You Have Left Your Lotus Pods on the Bus
From Wikipedia, the free encyclopedia
| "You Have Left Your Lotus Pods on the Bus" | |
|---|---|
| Short story by Paul Bowles | |
| Country | United States |
| Language | English |
| Publication | |
| Published in | Things Gone and Things Still Here |
| Publication date | 1977 |
"You Have Left Your Lotus Pods on the Bus" is a short story by Paul Bowles written in Tangiers in 1971 and first published in his short fiction collection Things Gone and Things Still Here (1977) by Black Sparrow Press.[1]
The story is told from first-person point-of-view by an unnamed narrator "clearly a Bowles persona."[2]

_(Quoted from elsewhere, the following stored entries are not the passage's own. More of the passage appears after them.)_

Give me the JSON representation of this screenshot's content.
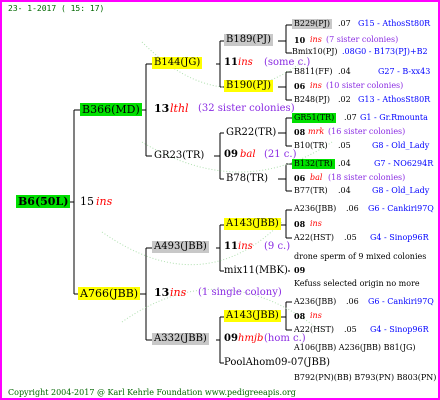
{
  "header_date": "23- 1-2017 ( 15: 17)",
  "footer": "Copyright 2004-2017 @ Karl Kehrle Foundation   www.pedigreeapis.org",
  "root": {
    "id": "B6(50L)",
    "num": "15",
    "ins": "ins"
  },
  "gen1": {
    "top": {
      "id": "B366(MD)",
      "num": "13",
      "lthl": "lthl",
      "sis": "(32 sister colonies)"
    },
    "bot": {
      "id": "A766(JBB)",
      "num": "13",
      "ins": "ins",
      "sis": "(1 single colony)"
    }
  },
  "gen2": {
    "a": {
      "id": "B144(JG)",
      "num": "11",
      "ins": "ins",
      "sis": "(some c.)"
    },
    "b": {
      "id": "GR23(TR)",
      "num": "09",
      "bal": "bal",
      "sis": "(21 c.)"
    },
    "c": {
      "id": "A493(JBB)",
      "num": "11",
      "ins": "ins",
      "sis": "(9 c.)"
    },
    "d": {
      "id": "A332(JBB)",
      "num": "09",
      "hmjb": "hmjb",
      "sis": "(hom c.)"
    }
  },
  "gen3": {
    "a1": "B189(PJ)",
    "a2": "B190(PJ)",
    "b1": "GR22(TR)",
    "b2": "B78(TR)",
    "c1": "A143(JBB)",
    "c2": "mix11(MBK)",
    "d1": "A143(JBB)",
    "d2": "PoolAhom09-07(JBB)"
  },
  "right": {
    "r1": {
      "id": "B229(PJ)",
      "v": ".07",
      "loc": "G15 - AthosSt80R"
    },
    "r2": {
      "num": "10",
      "ins": "ins",
      "sis": "(7 sister colonies)"
    },
    "r3": {
      "id": "Bmix10(PJ)",
      "v": ".08G0 - B173(PJ)+B2"
    },
    "r4": {
      "id": "B811(FF)",
      "v": ".04",
      "loc": "G27 - B-xx43"
    },
    "r5": {
      "num": "06",
      "ins": "ins",
      "sis": "(10 sister colonies)"
    },
    "r6": {
      "id": "B248(PJ)",
      "v": ".02",
      "loc": "G13 - AthosSt80R"
    },
    "r7": {
      "id": "GR51(TR)",
      "v": ".07",
      "loc": "G1 - Gr.Rmounta"
    },
    "r8": {
      "num": "08",
      "ins": "mrk",
      "sis": "(16 sister colonies)"
    },
    "r9": {
      "id": "B10(TR)",
      "v": ".05",
      "loc": "G8 - Old_Lady"
    },
    "r10": {
      "id": "B132(TR)",
      "v": ".04",
      "loc": "G7 - NO6294R"
    },
    "r11": {
      "num": "06",
      "ins": "bal",
      "sis": "(18 sister colonies)"
    },
    "r12": {
      "id": "B77(TR)",
      "v": ".04",
      "loc": "G8 - Old_Lady"
    },
    "r13": {
      "id": "A236(JBB)",
      "v": ".06",
      "loc": "G6 - Cankiri97Q"
    },
    "r14": {
      "num": "08",
      "ins": "ins"
    },
    "r15": {
      "id": "A22(HST)",
      "v": ".05",
      "loc": "G4 - Sinop96R"
    },
    "r16": {
      "text": "drone sperm of 9 mixed colonies"
    },
    "r17": {
      "num": "09"
    },
    "r18": {
      "text": "Kefuss selected origin no more"
    },
    "r19": {
      "id": "A236(JBB)",
      "v": ".06",
      "loc": "G6 - Cankiri97Q"
    },
    "r20": {
      "num": "08",
      "ins": "ins"
    },
    "r21": {
      "id": "A22(HST)",
      "v": ".05",
      "loc": "G4 - Sinop96R"
    },
    "r22": {
      "text": "A106(JBB) A236(JBB) B81(JG)"
    },
    "r23": {
      "text": "B792(PN)(BB) B793(PN) B803(PN)"
    }
  }
}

A well-off American is visiting his associate, Brooks, in Bangkok. Brooks, teaching at a Bangkok university, enlists the company of three Buddhist monks acquaintances to accompany them on a day trip to the sacred city of Ayudhaya. Accompanying Brooks is Yamyoung, an ordained monk in his late-twenties, and two novices, Prasert and Vichai. Yamyong is the most proficient in English.
American and Thais begin to appraise one another. The Thai monks are mildly offended to find that the American is residing in an opulent five-star hotel. The American notes that the monks seem malnourished. Erroneous assumptions are made by both the Americans and Thais on cultural conventions regarding tattoos and neckties.
The dietary strictures that govern the monk's eating schedule provokes mild resentments in the Americans, who are accustomed to eating lunch. The monks decline to interrupt their sight-seeing excursions to the local temples, and the meal is delayed. By late afternoon, the Americans are ravenously hungry and insist on eating. A Chinese restaurant is located. The monks order soft-drinks and no more. Yamyong expresses veiled contempt at the Westerner's indulgence in food.
The meal completed, the group embarks by bus for Bangkok. En route, the Americans are appalled that an apparent madman, standing at the back of the bus, screams at the top of his lungs throughout the journey. Only later are the Americans disabused of this misapprehension: the man is an essential employee of the bus company, whose duty is to warn the driver of road hazards. Disoriented and exhausted at day's end, the American is dropped off at his hotel: "When I said good-bye to Yamyong, he replied, I think with a shade of aggrievement: 'Good-bye. You have left your lotus pods on the bus.'"[3][4][5]
Publication history
The origins of the story dates from 1966 when Bowles sojourned in Bangkok, Thailand while under contract to Little, Brown publishers to write a book for an international cities series. Though Bowles never completed the project, he based "You Have Left Your Lotus Pods on the Bus" on his experiences in Bangkok, written in 1971 at his residence in Tangiers.[6] The work is essentially autobiographical, in which Bowles serves as the unnamed narrator and his American companion, Brooks, is modeled Bowles's friend and biographer Oliver Evans, who was in Thailand on a Fulbright teacher exchange in the early 1960s.[7][8]